Yikes, where to begin? I should have read the reviews first although I doubt it would have made a difference. I expected this to be a book written by Francona with Shaughnessy as a ghost writer or "by Francona with Shaughnessy" but it's not. It's a book written by Dan Shaughnessy from interviews with Francona. I had that suspicion almost right away. I mean, who writes an autobiography in the third person or refers to himself as "the manager"? Then the acknowledgement at the end pretty much confirmed it.

I cannot stand Shaughnessy's writing. I never could. There's a reason he has a nickname of "shank" and it's no mystery how there exists automated software that can write a Shaughnessy column. If you want to know what hack writing looks like, just pick up a Globe and read a Shaughnessy column. It reads as if written by someone trying to mimic what a old-timey meatball sports beat stereotype might writes like. With cigars and whiskey.

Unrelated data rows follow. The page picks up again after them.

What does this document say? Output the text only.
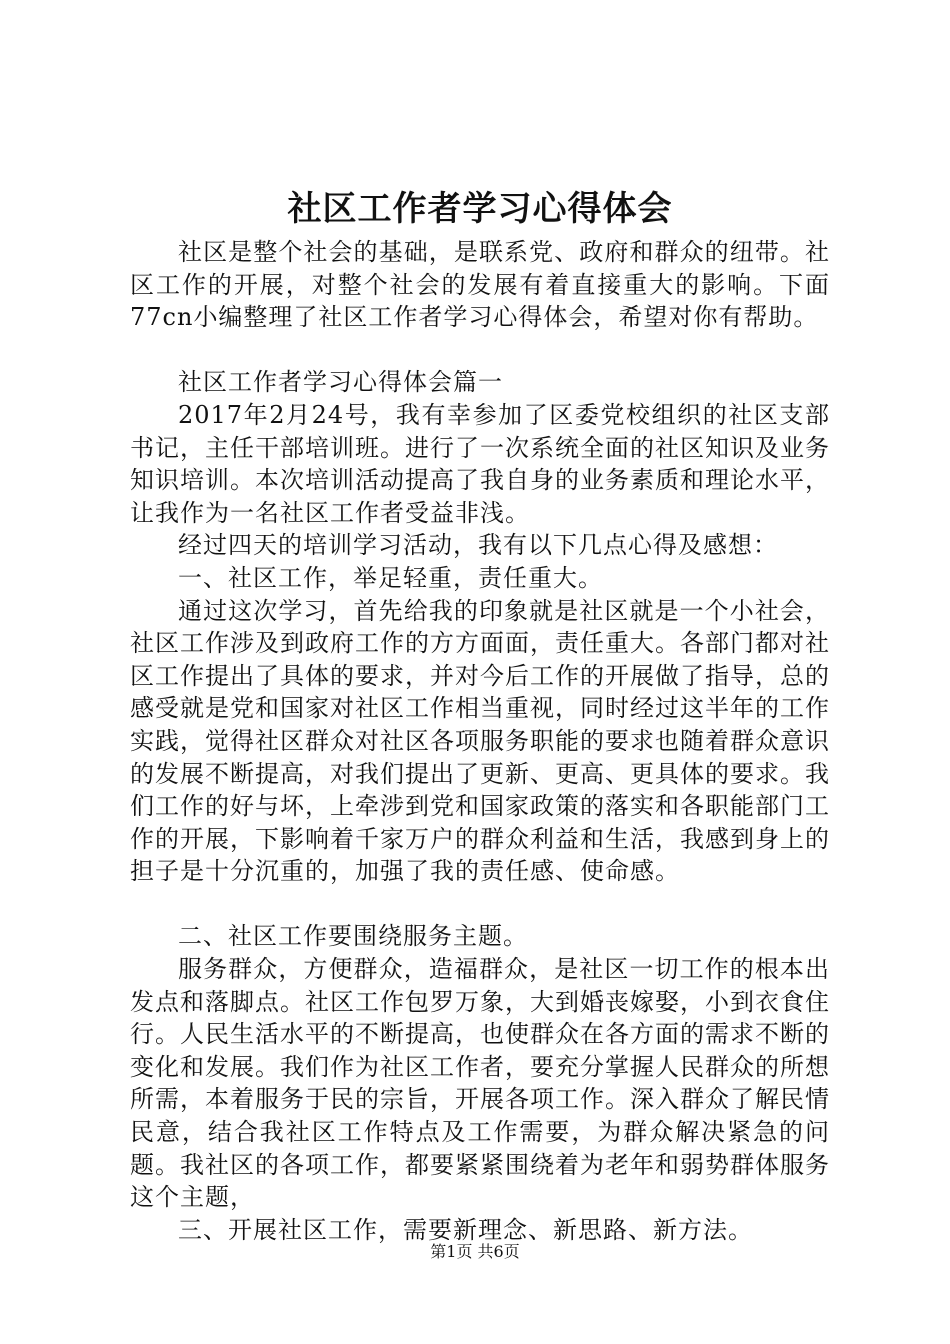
社区工作者学习心得体会

社区是整个社会的基础，是联系党、政府和群众的纽带。社区工作的开展，对整个社会的发展有着直接重大的影响。下面77cn小编整理了社区工作者学习心得体会，希望对你有帮助。

社区工作者学习心得体会篇一

2017年2月24号，我有幸参加了区委党校组织的社区支部书记，主任干部培训班。进行了一次系统全面的社区知识及业务知识培训。本次培训活动提高了我自身的业务素质和理论水平，让我作为一名社区工作者受益非浅。

经过四天的培训学习活动，我有以下几点心得及感想：

一、社区工作，举足轻重，责任重大。

通过这次学习，首先给我的印象就是社区就是一个小社会，社区工作涉及到政府工作的方方面面，责任重大。各部门都对社区工作提出了具体的要求，并对今后工作的开展做了指导，总的感受就是党和国家对社区工作相当重视，同时经过这半年的工作实践，觉得社区群众对社区各项服务职能的要求也随着群众意识的发展不断提高，对我们提出了更新、更高、更具体的要求。我们工作的好与坏，上牵涉到党和国家政策的落实和各职能部门工作的开展，下影响着千家万户的群众利益和生活，我感到身上的担子是十分沉重的，加强了我的责任感、使命感。

二、社区工作要围绕服务主题。

服务群众，方便群众，造福群众，是社区一切工作的根本出发点和落脚点。社区工作包罗万象，大到婚丧嫁娶，小到衣食住行。人民生活水平的不断提高，也使群众在各方面的需求不断的变化和发展。我们作为社区工作者，要充分掌握人民群众的所想所需，本着服务于民的宗旨，开展各项工作。深入群众了解民情民意，结合我社区工作特点及工作需要，为群众解决紧急的问题。我社区的各项工作，都要紧紧围绕着为老年和弱势群体服务这个主题，

三、开展社区工作，需要新理念、新思路、新方法。

第1页 共6页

I can only imagine that Francona is listed as an author because athletes and others important to the story loathed Shaughnessy and liked Francona and would only cooperate if Francona asked them to and Francona was probably a damn good negotiator and without author credit, the book would not have been made.

That said...

There's not a lot new here. There is some background material I didn't know about and the story of Francona's younger life was interesting. I didn't, for example, know just how bad his health was, and it made some of what happened make more sense. It also does a reasonable job of getting across just how hard the feelings are all the way around, not just between Francona and ownership, but between all the players, owners, media and everybody else.

As a Red Sox fan, it's worth reading. You might come away with a slightly different perspective, but probably not. Anyone who has been watching the way ownership has been acting over the last 10 years or so really can't come away feeling any more dislike of John "Pink Hat" Henry and the rest than they already do. Some of it seems self-serving, but that's to be expected in any "autobiography", I suppose, but it doesn't come a surprise or change any opinions.

Terry Francona will always be loved by this town and there's nothing Sox ownership can do to destroy that, no matter how hard they try.